The Research Institute of the McGill University Health Center yesterday published a compilation on the effectiveness of treatments that currently exist to mitigate the impact of COVID-19. < /p>

At the top of the list stands out the long-awaited new drug from Pfizer, Paxlovid, while colchicine ranks last, according to this list compiled by Montreal researchers.

< p>The right choice

The aim of the study is to help doctors make the right choice of treatment. 

“We felt it was important to conduct this study in order to facilitate comparative decision-making concerning the choice of treatment,” the study release reads.

Eight drugs were reviewed by the group of researchers.

The most effective is Paxlovid, approved by Health Canada last Monday, reportedly resulting in one hospitalization avoided for every 24 patients treated, at a cost of $12,720. 

The least useful is colchicine, with one hospitalization averted for 87 patients, at a cost of $3,333.

Second and third are drugs that are almost as effective as Paxlovid, Sotrovimab (one hospitalization avoided for 25 patients) and Remdesivir (one for 28), but which are much more expensive, with treatment costs of $52,000 each.

Evidence of more

This study therefore confirms once again the very limited usefulness of colchicine in the therapeutic arsenal to combat COVID-19.

However, a year ago, the Heart Institute of Montreal announced with great fanfare, following a clinical study, that the use of colchicine constituted a “major scientific discovery” to reduce the symptoms of COVID-19.

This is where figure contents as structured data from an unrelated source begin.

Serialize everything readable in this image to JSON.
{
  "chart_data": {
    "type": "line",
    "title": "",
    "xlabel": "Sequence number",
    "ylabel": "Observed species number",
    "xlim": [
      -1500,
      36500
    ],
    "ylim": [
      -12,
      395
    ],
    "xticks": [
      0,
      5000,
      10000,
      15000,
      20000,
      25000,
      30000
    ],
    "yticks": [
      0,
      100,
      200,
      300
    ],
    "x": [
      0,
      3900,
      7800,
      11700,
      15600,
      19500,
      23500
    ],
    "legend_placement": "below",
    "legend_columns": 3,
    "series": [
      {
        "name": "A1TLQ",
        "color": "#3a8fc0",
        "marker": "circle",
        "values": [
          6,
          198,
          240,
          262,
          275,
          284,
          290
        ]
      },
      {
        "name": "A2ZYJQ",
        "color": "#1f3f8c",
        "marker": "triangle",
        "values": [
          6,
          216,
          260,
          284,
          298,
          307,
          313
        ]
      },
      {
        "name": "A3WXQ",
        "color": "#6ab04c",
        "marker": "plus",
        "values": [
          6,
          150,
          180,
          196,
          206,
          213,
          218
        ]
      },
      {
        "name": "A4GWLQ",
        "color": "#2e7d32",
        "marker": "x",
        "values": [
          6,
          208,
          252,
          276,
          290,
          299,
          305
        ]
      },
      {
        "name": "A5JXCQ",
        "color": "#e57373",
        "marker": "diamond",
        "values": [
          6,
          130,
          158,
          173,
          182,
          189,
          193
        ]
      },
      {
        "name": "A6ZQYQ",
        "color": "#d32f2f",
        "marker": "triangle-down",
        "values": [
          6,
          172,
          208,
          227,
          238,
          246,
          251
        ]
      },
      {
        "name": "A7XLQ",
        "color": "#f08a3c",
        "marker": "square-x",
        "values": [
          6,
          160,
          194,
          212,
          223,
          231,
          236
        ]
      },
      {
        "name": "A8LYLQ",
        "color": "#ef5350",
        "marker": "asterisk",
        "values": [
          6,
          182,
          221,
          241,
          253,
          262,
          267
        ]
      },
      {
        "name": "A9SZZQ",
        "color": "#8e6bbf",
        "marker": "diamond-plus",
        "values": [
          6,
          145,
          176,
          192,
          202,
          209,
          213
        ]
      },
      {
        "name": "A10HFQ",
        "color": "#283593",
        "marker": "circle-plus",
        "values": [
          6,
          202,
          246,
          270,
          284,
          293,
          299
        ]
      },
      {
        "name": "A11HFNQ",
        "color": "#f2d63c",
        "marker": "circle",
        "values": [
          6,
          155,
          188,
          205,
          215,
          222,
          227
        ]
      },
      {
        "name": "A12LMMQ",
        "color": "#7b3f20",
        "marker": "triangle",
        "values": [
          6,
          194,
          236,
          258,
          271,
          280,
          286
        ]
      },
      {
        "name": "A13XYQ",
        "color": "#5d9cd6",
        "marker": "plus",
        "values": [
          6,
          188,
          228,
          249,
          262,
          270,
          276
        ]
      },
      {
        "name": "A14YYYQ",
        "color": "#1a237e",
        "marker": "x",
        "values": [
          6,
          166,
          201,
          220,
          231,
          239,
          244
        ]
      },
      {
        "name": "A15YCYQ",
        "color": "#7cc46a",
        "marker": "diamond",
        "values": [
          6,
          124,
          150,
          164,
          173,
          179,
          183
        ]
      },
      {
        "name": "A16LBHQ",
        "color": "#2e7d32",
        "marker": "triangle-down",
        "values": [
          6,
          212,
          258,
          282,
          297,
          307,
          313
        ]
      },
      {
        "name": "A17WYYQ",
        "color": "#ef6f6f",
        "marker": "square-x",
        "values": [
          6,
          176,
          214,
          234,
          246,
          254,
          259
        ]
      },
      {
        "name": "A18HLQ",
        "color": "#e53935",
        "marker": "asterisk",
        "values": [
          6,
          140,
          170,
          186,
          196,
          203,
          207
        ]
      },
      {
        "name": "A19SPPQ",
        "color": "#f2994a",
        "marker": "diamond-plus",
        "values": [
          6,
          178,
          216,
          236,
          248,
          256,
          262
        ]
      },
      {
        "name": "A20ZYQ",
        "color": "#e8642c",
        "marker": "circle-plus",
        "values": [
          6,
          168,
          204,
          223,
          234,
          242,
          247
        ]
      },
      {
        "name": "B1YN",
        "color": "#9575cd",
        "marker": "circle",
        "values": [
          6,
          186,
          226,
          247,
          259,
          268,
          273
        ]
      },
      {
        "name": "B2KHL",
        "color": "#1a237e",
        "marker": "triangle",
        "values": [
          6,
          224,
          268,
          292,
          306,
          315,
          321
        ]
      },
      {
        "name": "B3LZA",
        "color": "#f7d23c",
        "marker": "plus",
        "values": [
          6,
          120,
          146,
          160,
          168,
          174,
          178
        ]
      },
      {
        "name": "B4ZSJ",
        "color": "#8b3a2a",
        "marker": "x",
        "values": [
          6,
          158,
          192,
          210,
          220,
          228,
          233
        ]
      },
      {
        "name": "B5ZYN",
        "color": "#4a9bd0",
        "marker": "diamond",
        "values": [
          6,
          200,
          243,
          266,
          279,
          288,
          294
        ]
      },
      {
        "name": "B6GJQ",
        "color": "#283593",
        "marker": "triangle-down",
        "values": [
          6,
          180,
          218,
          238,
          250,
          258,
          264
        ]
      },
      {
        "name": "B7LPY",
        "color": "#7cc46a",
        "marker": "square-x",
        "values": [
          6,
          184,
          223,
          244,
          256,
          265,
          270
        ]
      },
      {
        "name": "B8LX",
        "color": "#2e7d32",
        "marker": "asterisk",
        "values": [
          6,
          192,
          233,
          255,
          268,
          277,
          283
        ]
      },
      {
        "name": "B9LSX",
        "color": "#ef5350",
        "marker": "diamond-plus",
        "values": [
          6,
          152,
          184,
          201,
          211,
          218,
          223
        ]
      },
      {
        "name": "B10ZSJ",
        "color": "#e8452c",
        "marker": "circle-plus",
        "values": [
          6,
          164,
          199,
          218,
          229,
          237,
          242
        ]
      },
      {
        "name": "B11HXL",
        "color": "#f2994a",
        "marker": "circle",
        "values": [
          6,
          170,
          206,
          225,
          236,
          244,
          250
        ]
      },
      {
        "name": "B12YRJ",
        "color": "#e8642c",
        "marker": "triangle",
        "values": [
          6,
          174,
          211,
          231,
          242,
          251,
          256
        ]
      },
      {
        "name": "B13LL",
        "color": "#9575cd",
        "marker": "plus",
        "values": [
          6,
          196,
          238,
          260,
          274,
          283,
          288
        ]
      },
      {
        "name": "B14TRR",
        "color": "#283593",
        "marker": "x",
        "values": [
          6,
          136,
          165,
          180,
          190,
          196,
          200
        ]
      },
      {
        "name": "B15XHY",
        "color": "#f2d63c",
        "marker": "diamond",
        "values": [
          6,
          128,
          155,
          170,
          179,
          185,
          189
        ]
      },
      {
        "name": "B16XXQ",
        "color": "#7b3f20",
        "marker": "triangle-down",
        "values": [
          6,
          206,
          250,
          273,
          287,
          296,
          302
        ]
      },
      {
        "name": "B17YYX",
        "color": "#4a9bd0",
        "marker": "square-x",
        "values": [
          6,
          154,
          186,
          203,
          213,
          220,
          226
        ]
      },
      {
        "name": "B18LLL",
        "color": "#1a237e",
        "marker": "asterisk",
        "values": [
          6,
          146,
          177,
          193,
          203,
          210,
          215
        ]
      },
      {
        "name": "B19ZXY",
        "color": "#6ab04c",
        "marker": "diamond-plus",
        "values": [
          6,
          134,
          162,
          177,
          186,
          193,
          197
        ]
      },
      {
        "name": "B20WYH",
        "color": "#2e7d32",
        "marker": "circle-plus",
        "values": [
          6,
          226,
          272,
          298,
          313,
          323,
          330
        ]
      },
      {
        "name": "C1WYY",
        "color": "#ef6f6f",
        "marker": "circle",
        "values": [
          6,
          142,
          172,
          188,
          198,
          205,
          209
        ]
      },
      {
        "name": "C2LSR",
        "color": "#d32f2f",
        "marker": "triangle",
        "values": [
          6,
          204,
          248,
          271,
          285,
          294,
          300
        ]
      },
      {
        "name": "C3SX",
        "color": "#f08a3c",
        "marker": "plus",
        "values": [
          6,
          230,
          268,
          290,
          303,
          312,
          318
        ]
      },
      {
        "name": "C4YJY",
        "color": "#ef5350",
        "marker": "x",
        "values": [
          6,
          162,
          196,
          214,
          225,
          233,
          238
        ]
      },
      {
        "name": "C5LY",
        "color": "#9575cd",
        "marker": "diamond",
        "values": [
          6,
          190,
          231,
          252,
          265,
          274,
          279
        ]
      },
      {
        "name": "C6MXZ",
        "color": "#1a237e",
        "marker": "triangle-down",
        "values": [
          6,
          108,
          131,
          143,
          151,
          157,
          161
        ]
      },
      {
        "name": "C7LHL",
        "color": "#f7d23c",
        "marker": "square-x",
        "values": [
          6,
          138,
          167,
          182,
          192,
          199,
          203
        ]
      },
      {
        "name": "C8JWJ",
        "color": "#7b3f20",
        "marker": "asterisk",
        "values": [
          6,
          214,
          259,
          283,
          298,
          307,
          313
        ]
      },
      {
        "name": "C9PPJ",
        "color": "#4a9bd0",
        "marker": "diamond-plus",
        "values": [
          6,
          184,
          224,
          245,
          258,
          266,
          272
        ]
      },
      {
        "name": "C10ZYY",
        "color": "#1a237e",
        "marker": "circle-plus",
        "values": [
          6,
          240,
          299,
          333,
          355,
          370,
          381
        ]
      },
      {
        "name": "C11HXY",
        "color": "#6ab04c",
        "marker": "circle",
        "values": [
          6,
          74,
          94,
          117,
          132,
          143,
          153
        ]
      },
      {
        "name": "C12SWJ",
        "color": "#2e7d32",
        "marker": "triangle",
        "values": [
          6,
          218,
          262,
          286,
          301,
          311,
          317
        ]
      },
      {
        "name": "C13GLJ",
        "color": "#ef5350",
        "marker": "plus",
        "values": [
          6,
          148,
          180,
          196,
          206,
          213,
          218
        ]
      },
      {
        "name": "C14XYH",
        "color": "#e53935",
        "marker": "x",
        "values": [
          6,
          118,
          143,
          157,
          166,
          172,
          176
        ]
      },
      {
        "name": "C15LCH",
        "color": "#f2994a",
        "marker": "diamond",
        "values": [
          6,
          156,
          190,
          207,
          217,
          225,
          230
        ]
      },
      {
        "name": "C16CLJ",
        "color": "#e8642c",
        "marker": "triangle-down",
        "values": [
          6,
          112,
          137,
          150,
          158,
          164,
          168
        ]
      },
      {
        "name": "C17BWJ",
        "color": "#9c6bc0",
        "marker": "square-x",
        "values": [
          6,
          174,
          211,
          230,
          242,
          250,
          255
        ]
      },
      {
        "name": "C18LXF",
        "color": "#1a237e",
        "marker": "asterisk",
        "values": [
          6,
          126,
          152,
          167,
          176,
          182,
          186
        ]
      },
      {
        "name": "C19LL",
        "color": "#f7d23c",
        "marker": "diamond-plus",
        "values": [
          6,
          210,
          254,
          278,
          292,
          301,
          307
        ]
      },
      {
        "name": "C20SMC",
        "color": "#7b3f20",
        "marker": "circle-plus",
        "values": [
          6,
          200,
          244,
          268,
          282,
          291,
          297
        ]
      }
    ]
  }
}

A few months later , the final version of the Heart Institute study, reviewed by external experts, was published in the medical journal The Lancet and instead concluded that colchicine was of limited usefulness.< /p>

Note that the McGill University Health Center study does not oppose the use of colchicine against COVID-19. 

However, it should be remembered that the National Institute of Excellence in Health and Social Services, responsible for advising physicians on medications in Quebec, intervened twice to advise against use, last year.